Development and Urbanization
Co-Authors: Gregory Randolph - PhD Candidate, University of Southern California
In emerging economies like India and Indonesia that have decentralized, liberalized and internationalized their economic development in the last few decades, industrialization is taking place in peri-urban and rural locations where both land and labor are available and relatively affordable. Drawing from research investigating youth employment in small cities and ‘rurban’ locations conducted in Semarang Regency, Central Java, Indonesia and Kishangarh, Rajasthan, India, we observe that contrary to the conventional conception of neoliberalism, the State plays a key role in industrial development. However, in both cases we find, with key variations given the different models of decentralization, that local governments are less involved in matters of industrial policy, with decisions taken by national governments, provincial/state governments and parastatal actors.
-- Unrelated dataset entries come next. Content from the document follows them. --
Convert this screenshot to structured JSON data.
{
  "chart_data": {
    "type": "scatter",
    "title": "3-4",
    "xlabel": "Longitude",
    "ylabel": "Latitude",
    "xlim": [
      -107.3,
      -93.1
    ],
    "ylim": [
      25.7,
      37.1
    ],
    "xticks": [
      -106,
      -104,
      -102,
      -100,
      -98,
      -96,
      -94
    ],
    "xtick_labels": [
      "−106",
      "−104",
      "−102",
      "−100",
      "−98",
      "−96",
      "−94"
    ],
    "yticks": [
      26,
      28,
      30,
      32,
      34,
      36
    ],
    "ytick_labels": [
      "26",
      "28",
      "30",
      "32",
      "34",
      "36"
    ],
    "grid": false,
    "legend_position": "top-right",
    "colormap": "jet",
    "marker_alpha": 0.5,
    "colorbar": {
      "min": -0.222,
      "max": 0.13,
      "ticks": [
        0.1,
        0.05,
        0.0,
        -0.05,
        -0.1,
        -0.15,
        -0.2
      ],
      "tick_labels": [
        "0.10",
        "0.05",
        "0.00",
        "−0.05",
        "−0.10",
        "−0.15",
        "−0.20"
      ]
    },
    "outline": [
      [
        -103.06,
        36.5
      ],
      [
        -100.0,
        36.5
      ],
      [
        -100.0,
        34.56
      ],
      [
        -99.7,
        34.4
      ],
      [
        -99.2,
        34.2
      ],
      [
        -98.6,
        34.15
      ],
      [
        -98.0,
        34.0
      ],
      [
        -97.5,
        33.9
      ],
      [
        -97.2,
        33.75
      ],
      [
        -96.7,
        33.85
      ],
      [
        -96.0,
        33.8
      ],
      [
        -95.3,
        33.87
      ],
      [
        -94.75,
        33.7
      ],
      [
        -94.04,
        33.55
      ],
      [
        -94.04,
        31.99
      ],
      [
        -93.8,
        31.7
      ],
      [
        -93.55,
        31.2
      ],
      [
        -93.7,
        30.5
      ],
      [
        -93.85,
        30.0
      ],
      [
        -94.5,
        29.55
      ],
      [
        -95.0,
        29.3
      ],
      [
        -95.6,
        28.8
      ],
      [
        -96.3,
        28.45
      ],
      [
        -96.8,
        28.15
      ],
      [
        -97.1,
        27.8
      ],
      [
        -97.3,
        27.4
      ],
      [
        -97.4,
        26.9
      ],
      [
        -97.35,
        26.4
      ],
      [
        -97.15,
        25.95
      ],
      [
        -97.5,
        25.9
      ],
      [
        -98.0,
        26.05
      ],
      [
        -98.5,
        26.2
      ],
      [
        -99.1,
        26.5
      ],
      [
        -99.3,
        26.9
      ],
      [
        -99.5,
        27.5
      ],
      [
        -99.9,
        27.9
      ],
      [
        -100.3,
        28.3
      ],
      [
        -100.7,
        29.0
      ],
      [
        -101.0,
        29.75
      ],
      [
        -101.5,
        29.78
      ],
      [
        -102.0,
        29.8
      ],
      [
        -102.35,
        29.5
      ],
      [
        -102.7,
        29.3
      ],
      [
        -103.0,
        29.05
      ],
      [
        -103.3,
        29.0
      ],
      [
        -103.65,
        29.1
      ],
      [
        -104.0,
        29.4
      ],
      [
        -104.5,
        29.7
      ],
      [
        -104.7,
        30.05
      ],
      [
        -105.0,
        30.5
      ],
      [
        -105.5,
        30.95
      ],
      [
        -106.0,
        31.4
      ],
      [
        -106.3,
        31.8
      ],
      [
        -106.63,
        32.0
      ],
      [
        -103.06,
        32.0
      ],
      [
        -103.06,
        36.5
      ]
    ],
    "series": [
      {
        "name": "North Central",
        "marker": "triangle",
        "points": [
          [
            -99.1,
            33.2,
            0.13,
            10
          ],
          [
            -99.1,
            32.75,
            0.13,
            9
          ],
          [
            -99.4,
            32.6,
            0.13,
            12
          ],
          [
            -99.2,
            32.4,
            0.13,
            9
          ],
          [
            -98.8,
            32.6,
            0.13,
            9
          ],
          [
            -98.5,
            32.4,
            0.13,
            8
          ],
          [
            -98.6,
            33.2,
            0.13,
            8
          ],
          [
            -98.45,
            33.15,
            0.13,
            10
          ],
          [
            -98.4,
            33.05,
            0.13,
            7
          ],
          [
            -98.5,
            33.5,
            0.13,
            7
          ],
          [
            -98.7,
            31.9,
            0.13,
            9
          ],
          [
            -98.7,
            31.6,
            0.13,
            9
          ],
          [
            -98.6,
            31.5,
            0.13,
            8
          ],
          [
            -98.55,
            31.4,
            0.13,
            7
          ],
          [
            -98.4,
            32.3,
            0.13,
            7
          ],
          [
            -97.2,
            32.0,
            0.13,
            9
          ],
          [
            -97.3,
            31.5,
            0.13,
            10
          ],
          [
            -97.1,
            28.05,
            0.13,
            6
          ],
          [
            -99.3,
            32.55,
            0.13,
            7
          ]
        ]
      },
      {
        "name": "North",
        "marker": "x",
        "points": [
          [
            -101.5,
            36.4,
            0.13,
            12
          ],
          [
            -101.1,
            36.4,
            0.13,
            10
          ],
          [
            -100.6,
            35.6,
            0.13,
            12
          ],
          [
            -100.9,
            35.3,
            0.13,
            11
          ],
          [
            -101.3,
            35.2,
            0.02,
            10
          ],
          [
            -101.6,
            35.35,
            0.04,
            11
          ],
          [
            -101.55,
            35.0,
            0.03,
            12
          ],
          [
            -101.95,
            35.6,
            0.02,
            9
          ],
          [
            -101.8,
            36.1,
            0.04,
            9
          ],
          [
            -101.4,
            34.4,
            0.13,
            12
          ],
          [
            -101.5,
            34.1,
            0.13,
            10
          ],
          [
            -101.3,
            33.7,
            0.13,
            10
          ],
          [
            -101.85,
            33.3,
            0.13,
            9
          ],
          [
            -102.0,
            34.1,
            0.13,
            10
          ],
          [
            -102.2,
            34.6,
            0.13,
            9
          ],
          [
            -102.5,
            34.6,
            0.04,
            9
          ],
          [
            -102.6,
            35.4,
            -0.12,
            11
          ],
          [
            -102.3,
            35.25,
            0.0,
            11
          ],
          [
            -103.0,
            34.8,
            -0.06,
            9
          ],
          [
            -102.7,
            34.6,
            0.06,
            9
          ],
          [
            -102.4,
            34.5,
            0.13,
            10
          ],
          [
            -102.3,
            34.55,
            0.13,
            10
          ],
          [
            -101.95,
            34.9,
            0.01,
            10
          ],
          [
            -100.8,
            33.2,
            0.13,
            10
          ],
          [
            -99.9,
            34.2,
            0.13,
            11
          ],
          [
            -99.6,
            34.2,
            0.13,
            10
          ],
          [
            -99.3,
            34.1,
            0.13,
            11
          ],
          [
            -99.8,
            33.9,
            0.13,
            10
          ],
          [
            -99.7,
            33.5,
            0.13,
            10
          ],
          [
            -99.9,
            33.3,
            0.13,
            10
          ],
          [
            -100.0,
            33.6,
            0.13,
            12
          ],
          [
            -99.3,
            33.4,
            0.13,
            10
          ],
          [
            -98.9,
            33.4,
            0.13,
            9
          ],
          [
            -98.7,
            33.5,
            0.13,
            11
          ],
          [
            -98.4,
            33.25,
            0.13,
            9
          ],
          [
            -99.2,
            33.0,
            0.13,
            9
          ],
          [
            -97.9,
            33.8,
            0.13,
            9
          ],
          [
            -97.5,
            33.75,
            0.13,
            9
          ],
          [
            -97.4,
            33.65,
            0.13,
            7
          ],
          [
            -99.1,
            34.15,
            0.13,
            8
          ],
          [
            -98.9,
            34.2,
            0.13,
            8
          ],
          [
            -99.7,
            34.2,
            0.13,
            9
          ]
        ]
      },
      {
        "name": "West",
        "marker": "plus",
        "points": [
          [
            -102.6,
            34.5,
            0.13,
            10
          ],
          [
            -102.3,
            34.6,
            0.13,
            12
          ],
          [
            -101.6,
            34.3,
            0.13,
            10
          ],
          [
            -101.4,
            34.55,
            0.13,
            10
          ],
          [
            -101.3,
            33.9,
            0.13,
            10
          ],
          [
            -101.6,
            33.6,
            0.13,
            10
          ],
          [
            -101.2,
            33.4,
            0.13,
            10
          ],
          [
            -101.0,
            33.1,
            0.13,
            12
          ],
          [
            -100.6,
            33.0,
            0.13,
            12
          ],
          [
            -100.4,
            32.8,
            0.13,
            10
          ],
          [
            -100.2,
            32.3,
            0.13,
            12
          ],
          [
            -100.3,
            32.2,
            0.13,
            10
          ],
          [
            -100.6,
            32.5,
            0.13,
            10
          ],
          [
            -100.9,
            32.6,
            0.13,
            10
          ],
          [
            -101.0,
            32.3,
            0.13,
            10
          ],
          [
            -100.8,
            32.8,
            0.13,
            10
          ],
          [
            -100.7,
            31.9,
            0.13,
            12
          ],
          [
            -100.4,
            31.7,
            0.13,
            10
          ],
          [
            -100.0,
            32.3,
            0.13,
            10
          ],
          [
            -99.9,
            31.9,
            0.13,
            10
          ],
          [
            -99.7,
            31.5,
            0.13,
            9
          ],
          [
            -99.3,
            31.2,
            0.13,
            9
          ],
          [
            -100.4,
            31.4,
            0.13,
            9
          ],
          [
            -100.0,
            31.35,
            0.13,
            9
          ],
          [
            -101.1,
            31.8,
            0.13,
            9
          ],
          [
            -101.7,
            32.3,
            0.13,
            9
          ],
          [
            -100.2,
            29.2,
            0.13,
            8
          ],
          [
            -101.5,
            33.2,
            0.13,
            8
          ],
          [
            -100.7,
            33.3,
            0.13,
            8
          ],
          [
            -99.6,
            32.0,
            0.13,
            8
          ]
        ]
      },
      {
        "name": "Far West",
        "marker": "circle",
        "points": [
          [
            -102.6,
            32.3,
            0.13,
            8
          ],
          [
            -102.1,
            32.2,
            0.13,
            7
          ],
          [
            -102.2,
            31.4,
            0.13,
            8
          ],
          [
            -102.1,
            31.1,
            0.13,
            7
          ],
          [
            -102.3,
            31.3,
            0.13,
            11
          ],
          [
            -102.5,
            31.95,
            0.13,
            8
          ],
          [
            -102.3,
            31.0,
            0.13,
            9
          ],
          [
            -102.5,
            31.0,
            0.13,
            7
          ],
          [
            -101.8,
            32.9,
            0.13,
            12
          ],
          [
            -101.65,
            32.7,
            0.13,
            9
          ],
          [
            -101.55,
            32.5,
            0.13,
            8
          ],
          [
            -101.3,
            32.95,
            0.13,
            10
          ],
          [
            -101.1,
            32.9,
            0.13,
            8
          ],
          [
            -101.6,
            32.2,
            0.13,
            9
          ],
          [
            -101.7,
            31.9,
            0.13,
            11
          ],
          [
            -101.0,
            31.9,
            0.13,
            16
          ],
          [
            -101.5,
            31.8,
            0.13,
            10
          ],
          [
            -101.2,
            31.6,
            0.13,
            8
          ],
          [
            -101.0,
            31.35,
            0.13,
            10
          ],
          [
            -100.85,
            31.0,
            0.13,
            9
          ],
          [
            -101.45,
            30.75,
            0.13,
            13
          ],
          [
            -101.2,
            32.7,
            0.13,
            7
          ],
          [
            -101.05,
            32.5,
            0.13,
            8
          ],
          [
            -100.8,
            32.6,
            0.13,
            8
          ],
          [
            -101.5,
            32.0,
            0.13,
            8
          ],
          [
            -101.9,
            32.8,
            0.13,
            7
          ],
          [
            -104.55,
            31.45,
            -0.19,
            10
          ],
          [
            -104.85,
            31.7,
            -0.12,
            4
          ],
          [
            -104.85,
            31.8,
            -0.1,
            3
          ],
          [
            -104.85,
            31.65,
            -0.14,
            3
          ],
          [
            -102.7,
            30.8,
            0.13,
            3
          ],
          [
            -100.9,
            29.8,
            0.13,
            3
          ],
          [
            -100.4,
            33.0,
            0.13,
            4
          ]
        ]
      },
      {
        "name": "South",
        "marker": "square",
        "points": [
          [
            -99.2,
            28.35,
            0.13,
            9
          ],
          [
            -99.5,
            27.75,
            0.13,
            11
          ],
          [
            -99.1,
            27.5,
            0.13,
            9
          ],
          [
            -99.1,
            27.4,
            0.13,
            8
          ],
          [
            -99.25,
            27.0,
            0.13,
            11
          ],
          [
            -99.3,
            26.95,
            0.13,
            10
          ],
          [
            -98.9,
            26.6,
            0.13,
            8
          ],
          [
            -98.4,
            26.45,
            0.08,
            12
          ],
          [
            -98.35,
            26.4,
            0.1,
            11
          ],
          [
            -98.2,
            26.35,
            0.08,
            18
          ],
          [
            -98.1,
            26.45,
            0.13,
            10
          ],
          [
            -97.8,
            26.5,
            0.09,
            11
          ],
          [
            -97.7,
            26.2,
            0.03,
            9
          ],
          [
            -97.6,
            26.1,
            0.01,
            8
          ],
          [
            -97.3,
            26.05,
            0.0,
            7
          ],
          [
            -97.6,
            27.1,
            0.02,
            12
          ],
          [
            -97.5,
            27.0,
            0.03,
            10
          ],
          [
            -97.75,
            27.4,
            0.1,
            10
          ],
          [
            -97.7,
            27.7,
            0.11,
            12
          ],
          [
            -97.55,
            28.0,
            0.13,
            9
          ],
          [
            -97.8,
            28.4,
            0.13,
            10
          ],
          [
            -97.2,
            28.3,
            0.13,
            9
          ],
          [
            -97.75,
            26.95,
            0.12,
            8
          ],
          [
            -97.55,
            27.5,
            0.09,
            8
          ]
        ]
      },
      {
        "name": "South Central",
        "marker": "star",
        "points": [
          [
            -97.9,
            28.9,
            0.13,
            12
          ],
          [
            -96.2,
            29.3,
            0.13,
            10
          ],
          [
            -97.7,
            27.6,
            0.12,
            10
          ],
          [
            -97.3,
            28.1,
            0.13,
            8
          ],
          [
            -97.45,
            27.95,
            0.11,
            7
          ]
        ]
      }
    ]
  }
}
Even though industrialization in these peri-urban/rural spaces is successful in offering a non-farm source of income for rural youth, economic mobility in these contexts is limited. Young workers are stuck in low-paying, repetitive industrial work that neither they nor employers view as a long-term career. In this paper, we reflect on the capacities of local governments in small cities in India and Indonesia to navigate the impact of international and national projects aimed at spurring industrial growth, while simultaneously striving to create avenues to economic mobility for workers.